On the 13th day, everything I thought I had control over came crashing down. I hung out with the great, new guy for maybe our fourth time. By this time, I was pretty sure that I didn’t like him. But I convinced myself that I needed to keep my agreement of the date we had already planned weeks before, and that maybe, in this new setting, I’d see something in him. I didn’t. The only thing I did see was the absolute worst thing to see in a situation like this; genuine interest. I could tell he really liked me. In this case, that really sucked. It made it even harder to think of doing the thing that I knew I had to.
We hung out early, so I spent the whole rest of the day thinking about how I was going to tell him. While my mind was on that, and it was really important to me to do it right and not ghost him, I was also preoccupied. I was texting with the old thing. The old thing held a strange place in my heart, even though things ended really badly with us, when we were good, we were great. We were really good friends with amazing chemistry. So, in this new space of “yes, I don’t want to die alone, let’s pair up with someone, Briana”, I’m thinking wild thoughts. “What if this is it? What if this thing is back because we’re better now, more ready? What if this is more than we ever thought it to be?”.
Without getting too far into it, let’s just say those thoughts got crushed as soon as I expressed them. While, I’m thankful that at the root, we really are such good friends that I was talked to honestly and rationally about how this just wasn’t going to happen. The gratitude was there, but it was buried beneath some deep and heavy feelings of rejection and disappointment. My ego went on a rampage with the negative talk, “you’re weak and desperate, what were you even thinking?”, and of course, “nobody wants you”. I wasn’t expecting the pain even though a tiny piece of me expected the rejection. I cried. I mean, I wept.

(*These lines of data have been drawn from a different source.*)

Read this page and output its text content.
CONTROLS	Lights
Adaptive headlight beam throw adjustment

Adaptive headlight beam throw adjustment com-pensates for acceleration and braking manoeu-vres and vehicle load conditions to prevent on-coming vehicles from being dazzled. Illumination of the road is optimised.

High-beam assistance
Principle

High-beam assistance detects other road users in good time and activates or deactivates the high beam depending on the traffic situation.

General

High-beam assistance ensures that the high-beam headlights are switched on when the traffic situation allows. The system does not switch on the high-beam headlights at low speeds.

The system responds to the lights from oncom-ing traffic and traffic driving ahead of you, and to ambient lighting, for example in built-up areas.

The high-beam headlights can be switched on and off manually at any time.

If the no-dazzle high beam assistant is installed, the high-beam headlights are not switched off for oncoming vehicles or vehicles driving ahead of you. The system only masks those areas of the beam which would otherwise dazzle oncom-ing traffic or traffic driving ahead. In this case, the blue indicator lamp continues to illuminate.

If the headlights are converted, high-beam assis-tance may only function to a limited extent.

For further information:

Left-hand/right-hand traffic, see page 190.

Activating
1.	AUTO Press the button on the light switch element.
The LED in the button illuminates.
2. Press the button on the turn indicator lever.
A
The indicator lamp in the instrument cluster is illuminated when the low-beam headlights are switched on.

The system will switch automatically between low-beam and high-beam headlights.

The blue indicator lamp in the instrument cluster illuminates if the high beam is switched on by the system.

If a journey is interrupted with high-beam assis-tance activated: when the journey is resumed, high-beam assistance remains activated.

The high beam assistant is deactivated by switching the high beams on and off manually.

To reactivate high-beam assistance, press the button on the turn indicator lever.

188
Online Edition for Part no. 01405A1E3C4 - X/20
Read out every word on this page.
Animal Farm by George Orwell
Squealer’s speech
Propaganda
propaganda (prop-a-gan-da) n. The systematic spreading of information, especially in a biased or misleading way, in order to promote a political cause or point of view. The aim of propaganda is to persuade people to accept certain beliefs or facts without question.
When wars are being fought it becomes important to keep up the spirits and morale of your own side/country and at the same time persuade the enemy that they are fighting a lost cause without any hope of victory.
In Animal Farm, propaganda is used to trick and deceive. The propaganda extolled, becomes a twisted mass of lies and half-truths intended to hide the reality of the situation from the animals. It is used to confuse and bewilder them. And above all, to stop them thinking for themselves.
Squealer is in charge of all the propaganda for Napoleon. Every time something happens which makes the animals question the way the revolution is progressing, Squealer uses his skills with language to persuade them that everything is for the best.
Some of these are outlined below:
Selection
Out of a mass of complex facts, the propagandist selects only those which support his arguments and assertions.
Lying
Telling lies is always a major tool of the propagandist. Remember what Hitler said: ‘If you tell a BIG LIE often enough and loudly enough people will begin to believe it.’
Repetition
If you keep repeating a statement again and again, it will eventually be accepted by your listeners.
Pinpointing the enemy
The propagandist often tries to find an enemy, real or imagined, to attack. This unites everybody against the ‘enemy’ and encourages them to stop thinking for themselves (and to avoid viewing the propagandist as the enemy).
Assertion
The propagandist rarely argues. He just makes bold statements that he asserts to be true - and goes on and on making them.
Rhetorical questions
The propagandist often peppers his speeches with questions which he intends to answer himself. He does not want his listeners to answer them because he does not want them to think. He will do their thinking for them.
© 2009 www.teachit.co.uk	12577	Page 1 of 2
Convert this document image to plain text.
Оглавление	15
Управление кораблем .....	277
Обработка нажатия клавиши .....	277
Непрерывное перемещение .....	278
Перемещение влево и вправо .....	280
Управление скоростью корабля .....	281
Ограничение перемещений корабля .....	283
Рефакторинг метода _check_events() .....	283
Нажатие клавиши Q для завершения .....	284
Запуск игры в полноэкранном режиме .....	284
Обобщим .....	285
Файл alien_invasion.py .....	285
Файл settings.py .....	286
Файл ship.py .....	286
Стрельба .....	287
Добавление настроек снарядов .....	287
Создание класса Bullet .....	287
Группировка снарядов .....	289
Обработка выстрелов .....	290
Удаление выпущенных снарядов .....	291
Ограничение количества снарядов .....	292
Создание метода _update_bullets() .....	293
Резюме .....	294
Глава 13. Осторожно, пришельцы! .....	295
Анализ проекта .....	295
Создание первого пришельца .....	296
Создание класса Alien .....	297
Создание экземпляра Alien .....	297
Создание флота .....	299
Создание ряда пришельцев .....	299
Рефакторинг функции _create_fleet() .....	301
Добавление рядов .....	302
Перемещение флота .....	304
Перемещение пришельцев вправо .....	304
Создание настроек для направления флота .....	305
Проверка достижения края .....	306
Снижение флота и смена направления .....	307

After the tears and some deep breaths, I gave myself some silence. I thought about the juxtaposition I was faced with. What are the odds that as I’m trying to figure out a way to reject someone who really is great, I’m being rejected by someone who already proved to not be what I should be settling for? It seemed bizarre, but i had to think of what the message was in this. Then the quote came to me. “Love is or it ain’t. Thin Love ain’t Love at all”. If it isn’t there, at its highest and fullest, you don’t need it. More than anything, self-Love has to be the basis of all things. Loving yourself thinly may cause you to prolong a connection that you know you don’t want. Loving yourself thinly may cause you to think you want or deserve something that you really don’t. When you Love yourself thick, you can see it in your connections.
Later that night, I sent the great guy a text letting him know how I felt. He was very understanding and grateful for my honesty. Just like I was grateful for the old thing’s honesty, even though it was sharp. In that moment, free of all prospects, I shifted my focus and dedicated the rest of my month of Love on Loving myself thick! I wrote my own affirmations of Love and put my focus back where it belonged, shifting my attention away from the thin.